The Volunteer Protection Act protects volunteers, not nonprofit organizations

The Volunteer Protection Act protects volunteers, not nonprofit organizations

The federal Volunteer Protection Act (VPA) was enacted to protect volunteers from liability if they cause harm to another while working on behalf of a nonprofit organization. Many nonprofit organizations that rely on volunteers believe that the protections afforded by the VPA extend to the organization itself. This belief, however, is incorrect, and the consequences of this misunderstanding can be severe for nonprofit organizations.

The VPA essentially promotes volunteerism by reforming the laws to provide certain protections from liability abuses related to volunteers serving nonprofit organizations.

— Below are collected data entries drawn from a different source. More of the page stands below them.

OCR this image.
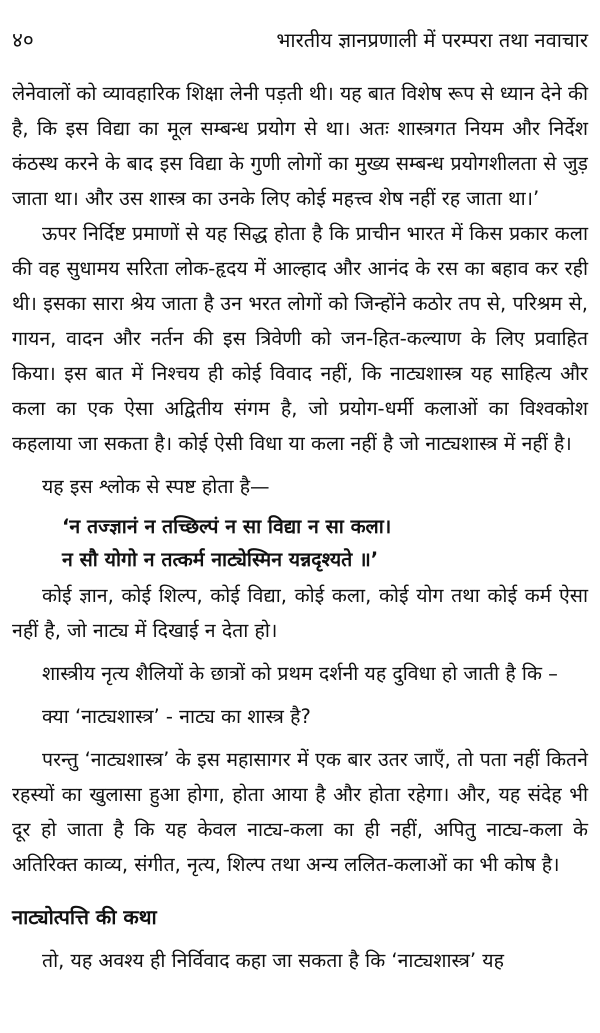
४०	भारतीय ज्ञानप्रणाली में परम्परा तथा नवाचार

लेनेवालों को व्यावहारिक शिक्षा लेनी पड़ती थी। यह बात विशेष रूप से ध्यान देने की है, कि इस विद्या का मूल सम्बन्ध प्रयोग से था। अतः शास्त्रगत नियम और निर्देश कंठस्थ करने के बाद इस विद्या के गुणी लोगों का मुख्य सम्बन्ध प्रयोगशीलता से जुड़ जाता था। और उस शास्त्र का उनके लिए कोई महत्त्व शेष नहीं रह जाता था।’

ऊपर निर्दिष्ट प्रमाणों से यह सिद्ध होता है कि प्राचीन भारत में किस प्रकार कला की वह सुधामय सरिता लोक-हृदय में आल्हाद और आनंद के रस का बहाव कर रही थी। इसका सारा श्रेय जाता है उन भरत लोगों को जिन्होंने कठोर तप से, परिश्रम से, गायन, वादन और नर्तन की इस त्रिवेणी को जन-हित-कल्याण के लिए प्रवाहित किया। इस बात में निश्चय ही कोई विवाद नहीं, कि नाट्यशास्त्र यह साहित्य और कला का एक ऐसा अद्वितीय संगम है, जो प्रयोग-धर्मी कलाओं का विश्वकोश कहलाया जा सकता है। कोई ऐसी विधा या कला नहीं है जो नाट्यशास्त्र में नहीं है।

यह इस श्लोक से स्पष्ट होता है—

‘न तज्ज्ञानं न तच्छिल्पं न सा विद्या न सा कला।
न सौ योगो न तत्कर्म नाट्येस्मिन यन्नदृश्यते ॥’

कोई ज्ञान, कोई शिल्प, कोई विद्या, कोई कला, कोई योग तथा कोई कर्म ऐसा नहीं है, जो नाट्य में दिखाई न देता हो।

शास्त्रीय नृत्य शैलियों के छात्रों को प्रथम दर्शनी यह दुविधा हो जाती है कि –

क्या ‘नाट्यशास्त्र’ - नाट्य का शास्त्र है?

परन्तु ‘नाट्यशास्त्र’ के इस महासागर में एक बार उतर जाएँ, तो पता नहीं कितने रहस्यों का खुलासा हुआ होगा, होता आया है और होता रहेगा। और, यह संदेह भी दूर हो जाता है कि यह केवल नाट्य-कला का ही नहीं, अपितु नाट्य-कला के अतिरिक्त काव्य, संगीत, नृत्य, शिल्प तथा अन्य ललित-कलाओं का भी कोष है।

नाट्योत्पत्ति की कथा

तो, यह अवश्य ही निर्विवाद कहा जा सकता है कि ‘नाट्यशास्त्र’ यह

Pursuant to the VPA, no volunteer of a nonprofit organization (or governmental entity) shall be liable for harm caused by an act or omission of the volunteer on behalf of the organization if:

  • the volunteer was acting within the scope of the volunteer’s responsibilities in the nonprofit organization at the time of the act or omission;
  • the volunteer, if appropriate or required, was properly licensed, certified, or authorized by the appropriate authorities for the activities or practice in the State in which the harm occurred, where the activities were or practice was undertaken within the scope of the volunteer’s responsibilities in the nonprofit organization or governmental entity;
  • the harm was not caused by willful or criminal misconduct, gross negligence, reckless misconduct, or a conscious, flagrant indifference to the rights or safety of the individual harmed by the volunteer; and
  • the harm was not caused by the volunteer operating a motor vehicle, vessel, aircraft, or other vehicle for which the State requires the operator or the owner of the vehicle, craft, or vessel to possess an operator’s license or maintain insurance.

 

While a volunteer may be protected if they cause harm to another person under these circumstances, there are exceptions. Specifically, the VPA’s limitations on the liability do not apply to any misconduct that:

  • constitutes a crime of violence or act of international terrorism for which the defendant has been convicted in any court;
  • constitutes a hate crime under the Hate Crime Statistics Act;
  • involves a sexual offense under applicable State law, for which the defendant has been convicted in any court;
  • involves misconduct for which the defendant has been found to have violated a Federal or State civil rights law; or
  • occurs while the defendant was under the influence of alcohol or drugs.

 

Note that while the VPA protects volunteers under appropriate circumstances, it does not protect the nonprofit organization itself. The law specifically states that the VPA should not be construed to affect the liability of any nonprofit organization with respect to harm caused to any person. In other words, nonprofit organizations generally face nearly identical risks as their for-profit counterparts.

Since nonprofit organizations do many of the same things for-profit businesses do (own/lease property, provide services, drive cars, etc.), nonprofit organizations must approach risk management like any other for-profit business. This includes maintaining adequate insurance coverage to protect against any exposures unique to its operations.